Ischemic preconditioning (IPC) and remote ischemic preconditioning (RIPC) independently enhance endothelial function and flow mediated dilation (FMD); yet the underlying mechanisms remain incompletely defined. This study investigated the contribution of cyclooxygenase (COX) dependent vasodilators to FMD before and after repeated IPC and RIPC.

Methods

21 healthy participants underwent Radial artery FMD assessments before and after oral aspirin (600 mg) ingestion for COX inhibition.
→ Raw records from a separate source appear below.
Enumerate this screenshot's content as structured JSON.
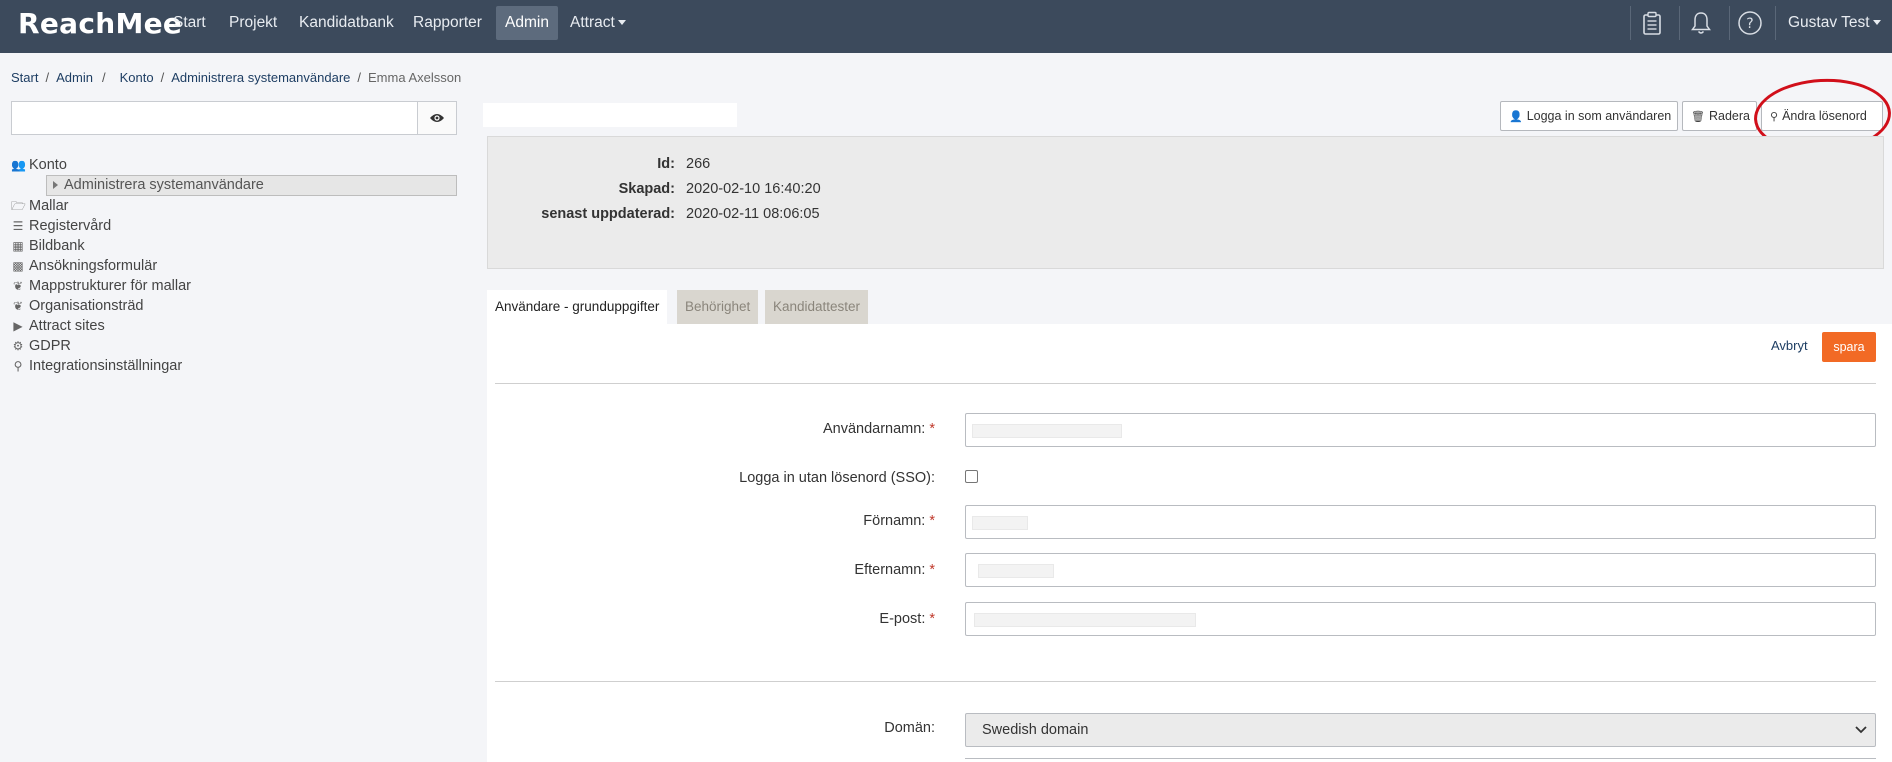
{
  "nav": {
    "logo": "ReachMee",
    "items": [
      "Start",
      "Projekt",
      "Kandidatbank",
      "Rapporter",
      "Admin",
      "Attract"
    ],
    "user": "Gustav Test",
    "icons": [
      "clipboard-icon",
      "bell-icon",
      "help-icon"
    ]
  },
  "breadcrumb": {
    "items": [
      "Start",
      "Admin",
      "Konto",
      "Administrera systemanvändare"
    ],
    "current": "Emma Axelsson"
  },
  "search": {
    "value": "",
    "placeholder": ""
  },
  "tree": {
    "root": "Konto",
    "selected": "Administrera systemanvändare",
    "items": [
      "Mallar",
      "Registervård",
      "Bildbank",
      "Ansökningsformulär",
      "Mappstrukturer för mallar",
      "Organisationsträd",
      "Attract sites",
      "GDPR",
      "Integrationsinställningar"
    ]
  },
  "actions": {
    "login_as": "Logga in som användaren",
    "delete": "Radera",
    "change_password": "Ändra lösenord"
  },
  "info": {
    "id_label": "Id:",
    "id_value": "266",
    "created_label": "Skapad:",
    "created_value": "2020-02-10 16:40:20",
    "updated_label": "senast uppdaterad:",
    "updated_value": "2020-02-11 08:06:05"
  },
  "tabs": [
    "Användare - grunduppgifter",
    "Behörighet",
    "Kandidattester"
  ],
  "form": {
    "cancel": "Avbryt",
    "save": "spara",
    "username_label": "Användarnamn:",
    "sso_label": "Logga in utan lösenord (SSO):",
    "firstname_label": "Förnamn:",
    "lastname_label": "Efternamn:",
    "email_label": "E-post:",
    "required_mark": "*",
    "domain_label": "Domän:",
    "domain_value": "Swedish domain"
  },
  "colors": {
    "topbar": "#3c4a5c",
    "accent": "#f26a25",
    "annotation_circle": "#d10f1a"
  }
}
Participants then completed a one-weeklong alternate day unilateral IPC protocol (four repeated cycles of 5-minute ischemia and 5-minute reperfusion). 24 h after the final IPC session, FMD responses were reassessed before and after aspirin ingestion.

Results

Prior to IPC treatment, aspirin failed to significantly reduce FMD in both Radial arteries. Following IPC treatment, the now significantly increased FMD of the ipsilateral arm (9.50 ± 4.58% (mean ± standard deviation); p = 0.006) attenuated with aspirin (4.55 ± 2.68%; p = 0.002). Absolute difference in FMD % before and after aspirin ingestion increased from 1.48 ± 5.05% pre-IPC to 4.95 ± 4.96% (p = 0.016) post-IPC. In the contralateral (RIPC) arm, increased FMD % also attenuated with aspirin (p = 0.006) but this statistical significance was not seen following correction for shear rate. Nonetheless, absolute difference in FMD % before and after aspirin increased from 0.04 ± 4.05 pre-RIPC to 2.27 ± 3.60% (p = 0.043) post-RIPC.

Conclusion

One week of alternate day IPC improves contribution of COX-derived vasoactive mediators to FMD. Contributions to RIPC driven improvements in FMD require further investigation.